Deployers of CreditWise will need to ensure their staff are adequately trained and have the authority to exercise this oversight effectively, supported by the AI literacy principles from Article 4.
Performance and Protection: Accuracy, Robustness, and Cybersecurity (Article 15)
Finally, the technical heart of CreditWise must be sound.
Article 15 mandates that high-risk AI systems like CreditWise:
- Achieve an appropriate level of accuracy, robustness, and cybersecurity throughout their lifecycle.
- Have their levels of accuracy and relevant accuracy metrics declared in the instructions for use (linking back to Article 13(3bii)).
TrustFund AI must be transparent about how accurate CreditWise is.
- Be as resilient as possible to errors, faults, or inconsistencies, especially those arising from interaction with people or other systems. This can be achieved through technical redundancies like fail-safe plans.
For systems that continue to learn post-deployment (which CreditWise might, to adapt to new financial data), they must be designed to reduce the risk of biased outputs influencing future operations (feedback loops).
- Be resilient against attempts by unauthorized third parties to alter their use, outputs, or performance by exploiting vulnerabilities.
This cybersecurity requirement is critical for CreditWise, which handles sensitive financial data. Technical solutions should address AI-specific vulnerabilities (one blog post coming about this soon) such as:
- Data poisoning (manipulating training data).
- Model poisoning (manipulating pre-trained components).
- Adversarial examples or model evasion (inputs designed to cause mistakes).

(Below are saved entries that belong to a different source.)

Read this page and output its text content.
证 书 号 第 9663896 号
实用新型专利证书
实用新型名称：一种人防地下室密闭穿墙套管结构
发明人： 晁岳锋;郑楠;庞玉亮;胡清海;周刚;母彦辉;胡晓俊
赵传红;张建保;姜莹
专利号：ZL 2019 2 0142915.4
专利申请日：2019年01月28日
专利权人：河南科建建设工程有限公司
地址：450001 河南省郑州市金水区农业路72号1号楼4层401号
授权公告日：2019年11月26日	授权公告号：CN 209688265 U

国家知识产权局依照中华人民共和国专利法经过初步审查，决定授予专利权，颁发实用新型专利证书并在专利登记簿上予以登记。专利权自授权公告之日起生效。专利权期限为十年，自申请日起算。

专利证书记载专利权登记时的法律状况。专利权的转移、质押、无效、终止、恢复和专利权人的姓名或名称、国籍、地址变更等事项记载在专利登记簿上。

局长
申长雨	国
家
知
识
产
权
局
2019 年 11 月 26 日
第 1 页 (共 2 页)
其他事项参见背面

- Confidentiality attacks.
High-risk AI systems might demonstrate compliance with these cybersecurity requirements by fulfilling essential requirements under forthcoming horizontal EU cybersecurity legislation for products with digital elements, or through certification under schemes like the Cybersecurity Act (Regulation (EU) 2019/881).
For InnovateAI Corp, even if ConverseAI aims for a lower-risk classification, these principles from Articles 11-15 represent best practices for building any reliable and trustworthy AI.
If any version of ConverseAI is ever deemed high-risk (e.g., if deployed in critical infrastructure management or for certain employment decisions, Annex III, points 2 and 4), these requirements would become fully mandatory.
These has been a very dense and in depth look at critical components of the EU AI Act, in the following post, we will dive a bit deeper into technical aspects and considerations.
Disclaimer: The views and opinions expressed in this blog are solely my own and are intended for educational and informational purposes only. They do not constitute legal, financial, or business advice. Readers are encouraged to seek independent professional advice before applying any ideas or suggestions discussed herein. Any reliance you place on the information provided is strictly at your own risk.